Старик наконец увидел. Поднял мешочек. Развязал – и окаменел, ослепленный блеском золота, сверканием самоцветов.

Он вытряхнул драгоценности на ладонь – темную, заскорузлую, земляную. Один из браслетов упал на землю. Мамед-Али нагнулся поднять и разронял остальное. Рубиновое ожерелье скользнуло из его рук огненной змейкой, золото, падая, мягко вспыхнуло маслянистым тающим блеском, сапфиры сверкнули голубовато-льдистым звездным мерцанием, изумруды – зелеными искрами.

– Зульфия! Зульфия! – позвал старик замирающим голосом.

Она услышала, кинулась в тревоге к нему:

– Что с тобою, отец? Тебе плохо?…

И оцепенела, увидев драгоценности. За свою жизнь ей только раза два пришлось видеть золото, а самоцветы – никогда.

– Откуда это?

Старик уже опомнился, вошел в разум:

– Нашел. Вот сейчас, под яблоней… Под любимой, твоей… О Зульфия, всемогущий аллах услышал наши мольбы! Это принес нам ангел, твой ангел, Зульфия!

Ходжа Насреддин дернул одноглазого за рукав:

– Слышишь, ты – ангел.

Сраженный, как молнией, приступом внутреннего беззвучного смеха, одноглазый в корчах повалился на землю к ногам Ходжи Насреддина.

А в саду начался радостный переполох. «Саид! Саид!» – звонким голосом кричала Зульфия. Юноша не успел уйти далеко – услышал, прибежал. Он единственный из троих догадывался, откуда взялись эти драгоценности, но как попали они под яблоню – понять не мог.

Одного только не хватало для увенчания такого дня: разноцветных лент на яблоне. «Вспомни же, вспомни!» – твердил Ходжа Насреддин, мысленно обращаясь к Зульфие. Она внутренним слухом уловила его призыв, убежала в дом и через минуту вернулась, подобная летучей комете, – стремительная, сияющая и с хвостом разноцветных лент. Солнце уже зашло, но шелк струился, блестел, как бы заключая свет в самом себе; Зульфия нарядила яблоню, и в пышном великолепии цветных лент – черная, поглощенная сумерками, исчезла, растаяла без следа.
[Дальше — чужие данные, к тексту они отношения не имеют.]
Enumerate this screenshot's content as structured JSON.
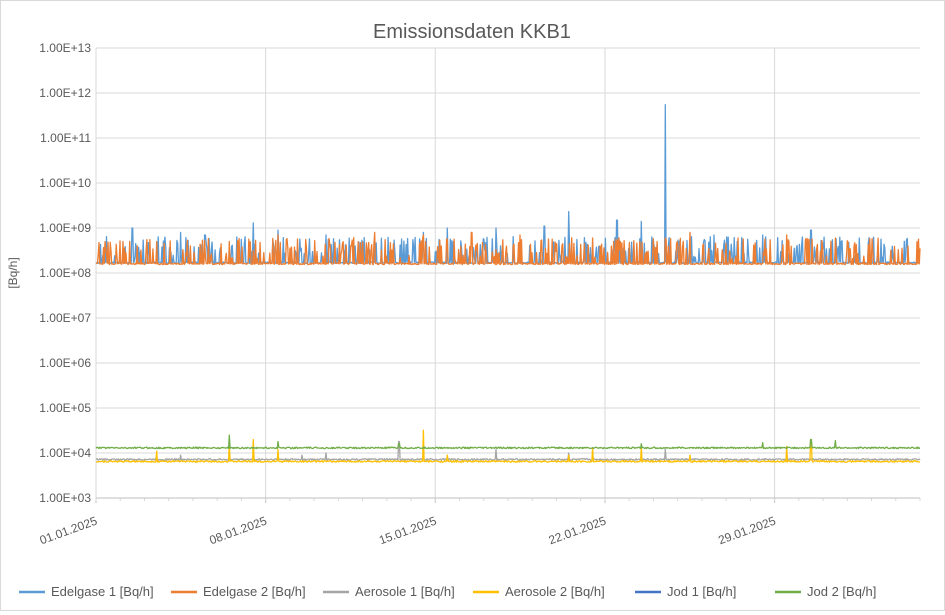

На обратном пути вор сказал:

– Я думал, эта девушка – ангельской красоты. А на самом деле – ничего особенного. Ей до Арзи-биби, например, далеко.

– Вспомни Саади: «Чтобы понять всю красоту Лейлы, надо смотреть на нее глазами Меджнуна», – ответил Ходжа Насреддин.

В хибарке он дал вору пяток лепешек, старое одеяло, кумган:

– Ты найдешь обиталище для себя где-нибудь неподалеку. Никто не должен тебя видеть и даже подозревать о твоем пребывании в Чораке. Пищу будешь получать от меня, и только по ночам. Будь всегда готов явиться ко мне по первому зову. Ты видел шест, что лежит перед входом? Если я подниму его с белым платком, это – знак. Приходи ни минуты не медля.

– Слушаю и повинуюсь.

С этими словами вор удалился на поиски уединенного ночлега.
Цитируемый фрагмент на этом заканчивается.